Cartoonist Jeff Lemire made a name for himself in comics with his
"Essex County" trilogy of graphic novels for Top Shelf, which was
nominated for an Ignatz and two Eisners an won the American Library
Association's Alex Award for adult books with teen appeal. Recently
he's been working on an omnibus collection of those books as well as a
new graphic novel for Vertigo called The Nobody.
Scheduled for release in July, The Nobody is a modern-day reinterpretation of H.G. Wells' classic novel The Invisible Man,
in which the eponymous lead is hiding out in a small fishing village
and finding that although he's invisible it's still hard to blend in.

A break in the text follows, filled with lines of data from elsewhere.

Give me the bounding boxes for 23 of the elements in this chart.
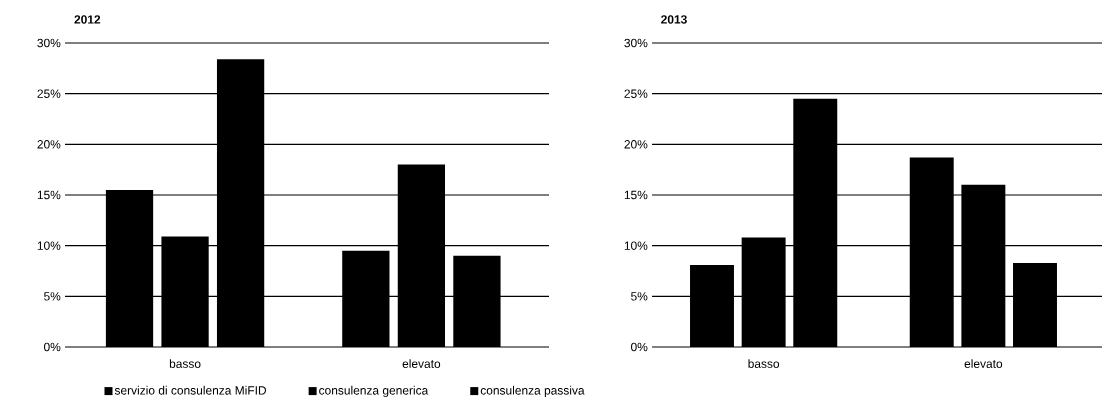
- y-tick-label: 15%: [624, 190, 648, 200]
- y-tick-label: 20%: [37, 140, 61, 149]
- x-tick-label: basso: [169, 359, 201, 368]
- y-tick-label: 15%: [37, 190, 61, 200]
- y-tick-label: 25%: [624, 89, 648, 98]
- y-tick-label: 25%: [37, 89, 61, 98]
- x-tick-label: basso: [748, 359, 780, 368]
- legend-label: consulenza generica: [319, 385, 429, 397]
- y-tick-label: 10%: [624, 241, 648, 250]
- y-tick-label: 0%: [44, 342, 61, 352]
- y-tick-label: 30%: [37, 38, 61, 48]
- y-tick-label: 20%: [624, 140, 648, 149]
- x-tick-label: elevato: [402, 359, 441, 368]
- chart-title: 2012: [74, 15, 101, 24]
- y-tick-label: 0%: [631, 342, 648, 352]
- legend-label: servizio di consulenza MiFID: [114, 385, 267, 395]
- y-tick-label: 5%: [631, 292, 648, 301]
- legend-label: consulenza passiva: [480, 385, 585, 397]
- y-tick-label: 5%: [44, 292, 61, 301]
- y-tick-label: 10%: [37, 241, 61, 250]
- x-tick-label: elevato: [964, 359, 1003, 368]
- y-tick-label: 30%: [624, 38, 648, 48]
- chart-title: 2013: [661, 15, 687, 24]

"Basically I take the character of "The Bandaged Stranger" and have him
hiding out in a small town Motel," said Jeff Lemire. "At first the
community embraces him, but then it all starts to go wrong. Like most
of my work, it's an exploration of rural communities, and small town
life. But unlike The Essex County Trilogy that I did with Top Shelf, which focused on family, and the ties that hold people together through tragedy, The Nobody
explores the darker side of small town life, the close-mindedness and
prejudice that can be prevalent in such an isolated place."
Originally published in 1897, H.G. Wells' The Invisible Man novella has been translated into both television and movies as well as a stage production, but Lemire's Nobody
uses Wells' story as a starting point to chart a new course and story.
In fact, Lemire's original inspiration for the book came not from the
Invisible Man, but another bandaged character.
Design work on Griffen
"I've always been a huge H.G. Wells fan, but to be honest, this project
really started when I was doing some fun warm-up drawings of The Unknown Soldier
in my sketchbooks one day, and I was just having so much fun drawing
Kubert's bandaged-faced hero, that I kept doing it," explained the
cartoonist. "And new ideas and characters starting growing from that.
The bandaged faced character is no stranger to comics, from Hush, to
Negative Man/Rebus from Doom Patrol, and it is just such a great
character design, he is like the perfect cipher to do whatever you want
with. And from there, I started thinking about going back to the
source, and Wells' original character. Using the basic setup of the
novel as a springboard to explore my own themes and ideas."
What is similar is the names of the lead character – in the novel he
was given the sole name of Griffin, and in this graphic novel Lemire
expounded it to be John Griffen. For any further similiarities, Lemire
"Without giving too much away, Griffen claims to be a chemist from
Chicago who has come to Large Mouth (a fictional small town) to be
alone and concentrate on "his work"," he explained. "But events unfold
that quickly throw his story into doubt. Before long he befriends
Vickie, a teenaged girl, and waitress at the local greasy spoon. The
two outsiders form a bond, and an unexpected friendship starts to
blossom. This is the core of the book. But, before long it all comes
crashing down on them, as the secrets of his past start to catch up to
Lemire's The Nobody transplants the invisible man from his
original surroundings of England to the expanses of Canada – a familiar
setting for the cartoonist as seen in his previous Essex Trilogy
graphic novels. In this piece, the town is a Northern Canadian fishing
community called Large Mouth. Although fictional, Lemire's got a clear
picture in his mind.
"[Large Mouth] is very much based on a small fishing town my family
used to vacation in when I was a child. Large Mouth itself is fictional
though and is most widely known to the locals for the giant wooden fish
statue that sits in the center of town."
The forthcoming publication of The Nobody marks a
full-scale expansion of the Vertigo imprint's offerings. Although
Vertigo primarily trades in single issues series and miniseries, it was
an early adopter of the graphic novel format for collected editions of
its series. The early success of collected editions of the popular
title Sandman was one of the primary instigators of wider
graphic novel releases in the comics industry at large. For the last
few years, Vertigo has expanded its offering with several original
graphic novels including Pride of Bagdad and Cairo. The Nobody is the first fruits of initiative announced in 2008 at New York
Comic Con. Future releases include works by cartoonist Peter Bagge as
well as works by prose authors Peter Straub and Kevin Baker.
For Lemire, working with Vertigo has been a "a complete joy" because at
heart, he's a die-hard Vertigo fan from its earliest days. " I was 16
or 17 when the so-called Berger books at DC (Hellblazer, Swamp Thing, Sandman
etc) officially turned into the Vertigo imprint. I vividly remember how
exciting that was for me as a comic reader at the time," the cartoonist
gushed. "I had been reading those books for a few years, and to
suddenly have them pulled aside, and made into this imprint which
seemed directly marketed to me, it was amazing. And, for me to be
working with them now, it's such a thrill. I've read and heard a lot of
interviews with 70's writers like Denys O'Neil and Martin Pasko who
recalled being the first generation of comic book readers from the 50's
and 60's to actually get to write comics. It was the first time comic
fans actually started to become professionals. And, in a way I kind of
feel like now we are seeing that first generation of Vertigo fanboys
and fangirls starting to work for the imprint. It's exciting."